Hamburgueiros, admito que não sei o que ocorre comigo recentemente: vi não um, não dois, mas três filmes de terror/horror.

Falo isso porque não sou fã do gênero, de maneira geral: desgosto ficar tomando sustos bobos, aquela coisa de a pessoa olha para um lado, olha pro outro, a música estoura e pimba, susto! Porém, calhou de ver três quase em sequência: O Homem nas Trevas (Don’t Breathe), Quando as Luzes se Apagam (Lights Out) e Invocação do Mal 2 (The Conjuring 2). Não fui sem saber aonde me metia: os 3 tem críticas acima de média para filmes de terror, com elogios que vão do roteiro, atuações e direção. Fiquei curioso. Assim deixei de lado meus receios naturais e os assisti.

Sorte de vocês que poderão agora me ver comparar um aos outros.

Atuações: Todos têm, de fato, boas atuações. Vi mais elogios ao Patrick Wilson e a Vera Farmiga, do Invocação, mas, acabei gostando mais do pessoal do Homem das Trevas: Stephen Lang, Dylan Minnette e Jane Levy – isso considerando os principais. É difícil comparar o elenco de apoio, já que o Homem das Trevas basicamente não tem um. No Quando as Luzes se Apagam achei a Teresa Palmer de uma inexpressividade notável, e teve que ser compensada pela Maria Bello e do Alexander DiPersia, que manda bem.

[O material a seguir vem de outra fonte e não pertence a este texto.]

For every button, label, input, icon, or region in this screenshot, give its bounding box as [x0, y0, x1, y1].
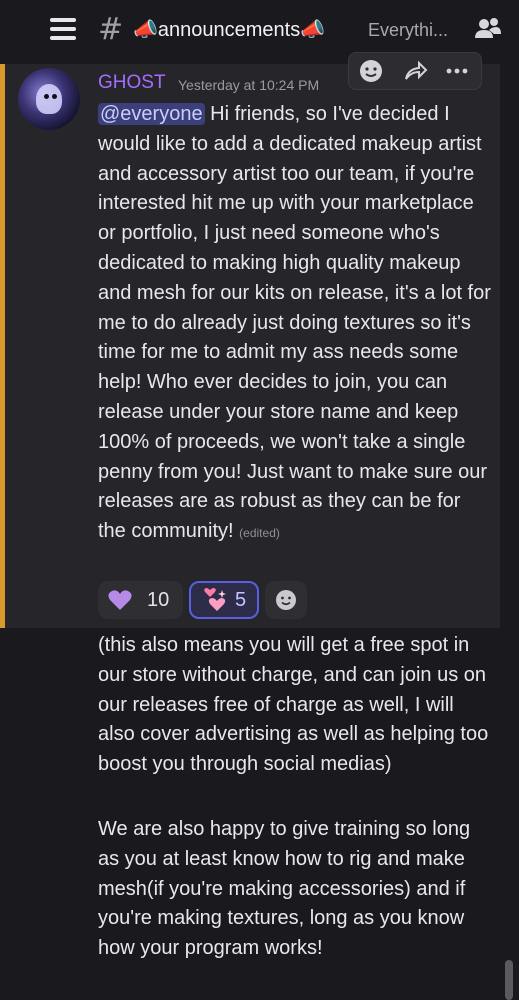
forward-icon[interactable]: [401, 57, 429, 85]
reaction-purple-heart[interactable]: 10: [98, 581, 183, 619]
megaphone-icon: 📣: [133, 19, 158, 41]
message-hover-toolbar: [348, 52, 482, 90]
message-text: Hi friends, so I've decided I would like…: [98, 103, 491, 543]
message-timestamp: Yesterday at 10:24 PM: [178, 77, 320, 93]
channel-name-label: announcements: [157, 19, 301, 41]
avatar[interactable]: [18, 68, 80, 130]
add-reaction-icon: [274, 588, 298, 612]
add-reaction-button[interactable]: [265, 581, 307, 619]
channel-header: # 📣announcements📣 Everythi...: [0, 0, 519, 60]
reaction-sparkling-heart[interactable]: 5: [189, 581, 259, 619]
megaphone-icon: 📣: [300, 19, 326, 41]
message-body: @everyone Hi friends, so I've decided I …: [98, 100, 493, 549]
message-author[interactable]: GHOST: [98, 72, 166, 94]
follow-up-message: We are also happy to give training so lo…: [98, 818, 471, 960]
add-reaction-icon[interactable]: [357, 57, 385, 85]
follow-up-message: (this also means you will get a free spo…: [98, 634, 489, 776]
sparkling-heart-icon: [201, 587, 227, 613]
hamburger-menu-icon[interactable]: [50, 18, 76, 40]
reaction-count: 5: [235, 588, 247, 611]
scrollbar[interactable]: [505, 960, 513, 1000]
channel-name[interactable]: 📣announcements📣: [133, 16, 325, 44]
everyone-mention[interactable]: @everyone: [98, 103, 205, 125]
reaction-count: 10: [147, 588, 170, 611]
members-icon[interactable]: [474, 16, 502, 42]
channel-topic[interactable]: Everythi...: [368, 18, 448, 42]
text-channel-hash-icon: #: [98, 12, 124, 47]
more-options-icon[interactable]: [443, 57, 471, 85]
edited-label: (edited): [239, 526, 280, 541]
purple-heart-icon: [107, 587, 133, 613]
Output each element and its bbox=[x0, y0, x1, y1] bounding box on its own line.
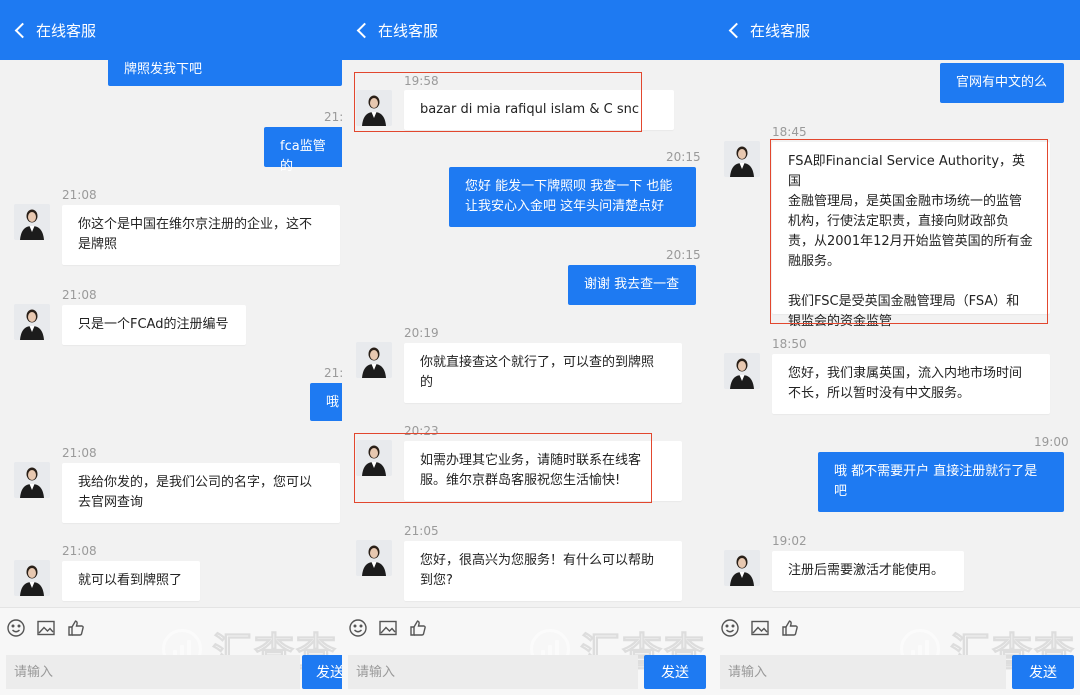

Roteiro: A ambientação, a composição e o andamento dado aos acontecimentos no Invocação do Mal 2 são bem bons, só que não é possível deixar de lado aquele sentimento de já ter visto tudo antes: é aquele clichê de casa assombrada, ceticismo, ocorrências bizarras, nomes de entidades, etc. O que retira o filme do lodo comum é um bom braço do diretor para criar tensão, ser razoavelmente honesto com a audiência, evitando sustos tolos, e um passo firme para criar tensão. O Homem nas Trevas é o que tem o ponto mais alto, tendo cenas excelentes e criando um espaço claustrofóbico e um vilão que não é vilão e mocinhos que não são mocinhos – e fazer quem assiste ter medo de um cego é algo notável; contudo o terço final do filme peca demais, principalmente por uma reviravolta que eu considerei quase ridículo e, certamente, desnecessária, tirando muito mérito roteiro do filme. Dessa forma, por ter um passo mais regular, o melhor roteiro fica com o Quando as Luzes se Apagam: a premissa é suficiente inovadora, é excelente para usar o medo natural das pessoas (o escuro) e, apesar de uns deslizes aqui e ali (principalmente para explicar a coisa toda), a coisa funciona bem: as decisões dos personagens são coerentes e não me vi pensando uma vez sequer “meu deus, como você é burro! Espero que morra logo” para ninguém.

Terror: Os três assustam, mas o que sai logo da disputa é O Homem nas Trevas, que não chega a focar-se muito nesse ponto de assustar: é quase mais uma luta para sobreviver. Nos outros dois a disputa é melhor. O Quando as Luzes se Apagam mexe naquele sentimento visceral do medo do escuro e trabalha bem isso, criando ótimas situações de tensão e horror. Só que o Invocação do Mal 2, apesar de ser o mais “batido” dos três, sai-se melhor, pois a direção do James Wan é segura, criando cenas longas, esticando ao máximo a expectativa e a certeza de que algo está errado, formando um grande suspense, para, só então, descarregar, para logo recomeçar. E, algo mais: no Quando as Luzes se Apagam, o terror vem do escuro, mas fica ali, contido nessa área de ação: há o espaço seguro, a luz. No Invocação, é diferente: seja quando alguém corre até o quarto de alguém, ou chega ao vizinho, ou quando a polícia vem, tudo ficará certo, que o Mal, a espreita, esconde-se aguardando para dar um novo bote. Espera-se o alívio. Mas não.

No geral: Foi uma bela disputa. Em minhas notas, dei a mesma para O Homem nas Trevas e o Invocação do Mal 2, com o Quando as Luzes de Apagam ficando logo atrás. Parece-me justo: o Invocação tem o roteiro mais clichê, mas tem uma linha sólida, direção e atuações de qualidade e, principalmente: assusta. O Homem nas Trevas inova mais, tem momentos excelentes e, apesar de não assustar muito, cria bons momentos de suspense. Os três vão recomendados.